Complicating things further are newly released guidelines by the International Working Group (IWG) and National Institute on Aging and Alzheimer’s Association (NIA-AA) which to different degrees incorporate the use of biomarkers (i.e. PET imaging, CSF tau and A-Beta protein) in the diagnosis. The NFL lawsuit has no such requirements and many have argued that individuals with positive biomarkers have met the criteria for AD. Overall the NFL diagnostic criteria most closely resembles the NIA-AA classification which breaks the diagnoses into a pre-clinical component, mild cognitive impairment (MCI) and AD dementia. Unlike the NFL criteria which make the diagnosis when the retired athlete has exhibited significant cognitive decline , the IWG guidelines focus on the early diagnosis of Alzheimer’s disease. They also rely on a more focused and simplified neuropsychological battery focusing on impaired performance on episodic memory testing. The IWG recommendations have diagnostic criteria for atypical AD and its associated phenotypes (occiptotemoral, biparietal, frontal, Logoenic) whereas the NFL does not.

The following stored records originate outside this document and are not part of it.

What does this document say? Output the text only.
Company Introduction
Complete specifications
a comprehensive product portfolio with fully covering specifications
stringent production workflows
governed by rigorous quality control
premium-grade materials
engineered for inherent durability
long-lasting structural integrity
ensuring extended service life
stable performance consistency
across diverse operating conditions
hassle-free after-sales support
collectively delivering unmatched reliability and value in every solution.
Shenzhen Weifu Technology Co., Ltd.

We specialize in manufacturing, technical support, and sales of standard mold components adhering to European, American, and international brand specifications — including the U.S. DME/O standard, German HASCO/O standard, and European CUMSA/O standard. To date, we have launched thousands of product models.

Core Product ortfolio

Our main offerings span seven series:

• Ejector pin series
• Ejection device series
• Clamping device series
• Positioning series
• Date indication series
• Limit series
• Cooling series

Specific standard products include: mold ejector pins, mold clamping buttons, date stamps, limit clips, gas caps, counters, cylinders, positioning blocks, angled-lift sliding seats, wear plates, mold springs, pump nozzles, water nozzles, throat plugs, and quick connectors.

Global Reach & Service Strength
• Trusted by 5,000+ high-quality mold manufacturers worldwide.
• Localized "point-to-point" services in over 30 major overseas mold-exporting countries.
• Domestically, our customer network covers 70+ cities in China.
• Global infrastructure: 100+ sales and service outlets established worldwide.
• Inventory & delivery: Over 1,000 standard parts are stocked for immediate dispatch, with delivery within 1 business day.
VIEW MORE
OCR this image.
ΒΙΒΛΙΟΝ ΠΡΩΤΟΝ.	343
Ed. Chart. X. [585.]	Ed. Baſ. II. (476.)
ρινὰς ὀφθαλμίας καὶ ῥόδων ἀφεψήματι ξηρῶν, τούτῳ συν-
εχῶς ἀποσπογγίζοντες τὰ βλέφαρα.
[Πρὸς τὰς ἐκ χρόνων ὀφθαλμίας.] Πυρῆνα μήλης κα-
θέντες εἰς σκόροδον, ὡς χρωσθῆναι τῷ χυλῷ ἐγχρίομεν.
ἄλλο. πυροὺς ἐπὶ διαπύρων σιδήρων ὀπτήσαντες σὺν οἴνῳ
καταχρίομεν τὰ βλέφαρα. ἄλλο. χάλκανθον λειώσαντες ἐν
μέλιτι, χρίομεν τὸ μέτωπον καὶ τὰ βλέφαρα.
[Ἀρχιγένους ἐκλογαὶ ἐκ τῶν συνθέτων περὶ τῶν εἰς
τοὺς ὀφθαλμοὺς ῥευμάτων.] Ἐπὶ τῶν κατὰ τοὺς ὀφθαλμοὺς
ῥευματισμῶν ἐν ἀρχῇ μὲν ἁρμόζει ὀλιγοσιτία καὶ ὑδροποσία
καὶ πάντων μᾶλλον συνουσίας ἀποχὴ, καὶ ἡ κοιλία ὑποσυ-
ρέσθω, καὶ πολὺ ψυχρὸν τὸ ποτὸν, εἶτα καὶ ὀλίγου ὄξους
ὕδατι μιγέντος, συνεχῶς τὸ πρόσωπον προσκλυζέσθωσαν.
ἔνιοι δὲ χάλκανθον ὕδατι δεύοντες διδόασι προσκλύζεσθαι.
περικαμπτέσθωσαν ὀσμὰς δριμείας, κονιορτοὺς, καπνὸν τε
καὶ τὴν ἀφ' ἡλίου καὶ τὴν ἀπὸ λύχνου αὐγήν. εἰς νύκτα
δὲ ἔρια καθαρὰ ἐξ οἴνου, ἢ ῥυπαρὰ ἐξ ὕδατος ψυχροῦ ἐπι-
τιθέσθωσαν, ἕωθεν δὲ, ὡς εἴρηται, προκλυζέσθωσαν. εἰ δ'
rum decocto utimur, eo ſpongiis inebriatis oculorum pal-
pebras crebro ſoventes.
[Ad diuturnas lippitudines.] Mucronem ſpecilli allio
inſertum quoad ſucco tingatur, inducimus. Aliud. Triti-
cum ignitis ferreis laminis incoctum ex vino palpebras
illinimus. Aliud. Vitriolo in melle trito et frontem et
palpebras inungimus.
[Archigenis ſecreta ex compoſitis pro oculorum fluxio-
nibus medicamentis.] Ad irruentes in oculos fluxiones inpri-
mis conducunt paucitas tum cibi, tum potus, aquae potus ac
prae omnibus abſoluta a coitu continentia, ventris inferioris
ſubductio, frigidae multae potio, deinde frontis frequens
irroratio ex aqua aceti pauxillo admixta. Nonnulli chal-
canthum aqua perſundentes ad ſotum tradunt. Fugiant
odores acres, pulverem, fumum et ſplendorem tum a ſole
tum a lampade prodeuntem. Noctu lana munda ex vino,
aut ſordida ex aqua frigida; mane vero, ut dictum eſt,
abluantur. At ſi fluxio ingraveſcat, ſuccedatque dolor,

Over the past five years the NFL and NFL-PA have made significant strides in improving player safety when it comes to head injuries. This has included expanding sideline medical personnel, adding an independent neurological consultant, rule changes i.e. helmet to helmet contact, and perhaps most important, player education. With that said, there is still significant room for improvement especially when it comes to the role of neurologists. Unfortunately, it may be too late for many retired players who are now showing signs of early dementia and some even ALS and Parkinson’s disease. Unlike in the past when the field essentially ignored sports related head injury, neurologists along with the American Academy of Neurology and subspecialty organizations need to step to the forefront when it comes the evaluating and managing these individuals a majority of who do not have access to basic neurological care. The neurological community also needs to take lead on research, especially longitudinal studies looking at symptom definition and progression, neuro-pathological characteristics, advanced neuroimaging and other biomarkers, as well as evidence based treatment options.
Francis X. Conidi, DO, is the Director of the Florida Center for Headache and Sports Neurology.